Since then the new CMO, Jeff Platón, has led the company’s overall change to focus on customer engagement, in particular in omnichannel management. From a product perspective, its strategy continues to be built around supporting three products: CIC, its established on-premises product; CaaS, its proven single-tenant cloud product; and PureCloud. The PureCloud platform provides a distributed cloud architecture, a common user interface and integration capabilities to a variety of third-party products. It is also the foundation of three other products: Collaborate, Communicate and Engage.

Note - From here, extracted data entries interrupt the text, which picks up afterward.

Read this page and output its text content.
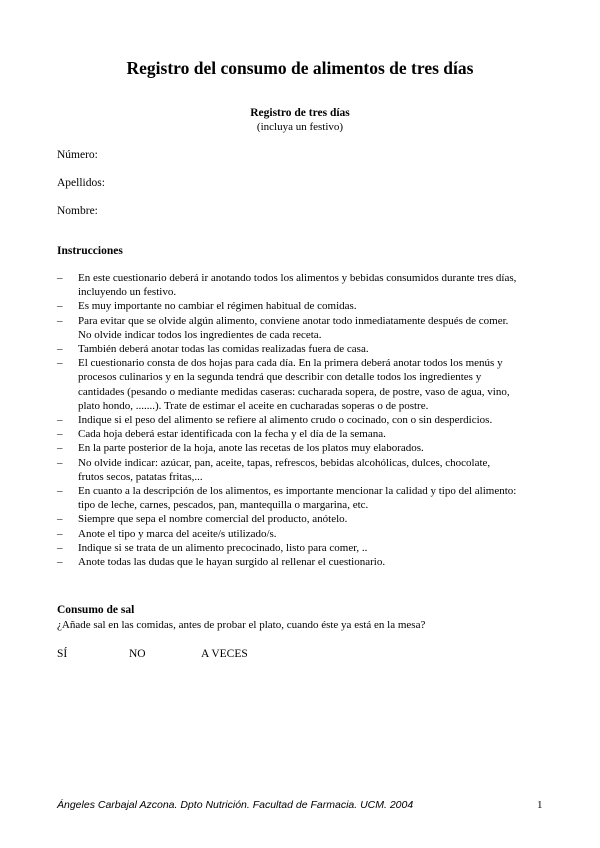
Registro del consumo de alimentos de tres días
Registro de tres días
(incluya un festivo)
Número:
Apellidos:
Nombre:
Instrucciones
– En este cuestionario deberá ir anotando todos los alimentos y bebidas consumidos durante tres días, incluyendo un festivo.
– Es muy importante no cambiar el régimen habitual de comidas.
– Para evitar que se olvide algún alimento, conviene anotar todo inmediatamente después de comer. No olvide indicar todos los ingredientes de cada receta.
– También deberá anotar todas las comidas realizadas fuera de casa.
– El cuestionario consta de dos hojas para cada día. En la primera deberá anotar todos los menús y procesos culinarios y en la segunda tendrá que describir con detalle todos los ingredientes y cantidades (pesando o mediante medidas caseras: cucharada sopera, de postre, vaso de agua, vino, plato hondo, .......). Trate de estimar el aceite en cucharadas soperas o de postre.
– Indique si el peso del alimento se refiere al alimento crudo o cocinado, con o sin desperdicios.
– Cada hoja deberá estar identificada con la fecha y el día de la semana.
– En la parte posterior de la hoja, anote las recetas de los platos muy elaborados.
– No olvide indicar: azúcar, pan, aceite, tapas, refrescos, bebidas alcohólicas, dulces, chocolate, frutos secos, patatas fritas,...
– En cuanto a la descripción de los alimentos, es importante mencionar la calidad y tipo del alimento: tipo de leche, carnes, pescados, pan, mantequilla o margarina, etc.
– Siempre que sepa el nombre comercial del producto, anótelo.
– Anote el tipo y marca del aceite/s utilizado/s.
– Indique si se trata de un alimento precocinado, listo para comer, ..
– Anote todas las dudas que le hayan surgido al rellenar el cuestionario.
Consumo de sal
¿Añade sal en las comidas, antes de probar el plato, cuando éste ya está en la mesa?
SÍ	NO	A VECES
Ángeles Carbajal Azcona. Dpto Nutrición. Facultad de Farmacia. UCM. 2004	1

Interactive Intelligence recently announced general availability of PureCloud Engage, the third product running on the platform. Engage supports a range of capabilities including multichannel interaction routing, speech-enabled IVR, outbound campaign management, workforce optimization, CRM integration, reporting and data analytics. Each of these is still in early stages of development, but the company says that it plans to develop them quickly to support omnichannel customer engagement. As I have written on several occasions, achieving such a goal is not easy for enterprise companies and vendors alike. For enterprises it is a necessary goal because done properly it can deliver the kind of engagement consumers have come to expect. and as it develops, PureCloud should enable companies to meet those objectives.
To give its customers the broadest choice for deployment, especially those that are skeptical about cloud computing, Interactive Intelligence must continue to support three product lines. CIC and CaaS are mature products with extensive capabilities, but they will need further development to keep up with market expectations. I believe that cloud-based services such as PureCloud are the future because they address key company objectives: more manageable costs, less demand for in-house, highly skilled IT resources, faster deployment, quicker delivery of business benefits and the ability to innovate in customer engagement. Innovation is, I believe, the most important because as the Internet of Things digitally enables more kinds of devices to be connected, it is likely to disrupt what have been stable processes – paying for goods and services, using credit cards, travel, self-service and engaging with companies. This in turn will drive greater convergence between marketing, sales and service. I therefore recommend organizations planning for this future should assess how Interactive Intelligence PureCloud can help in those efforts.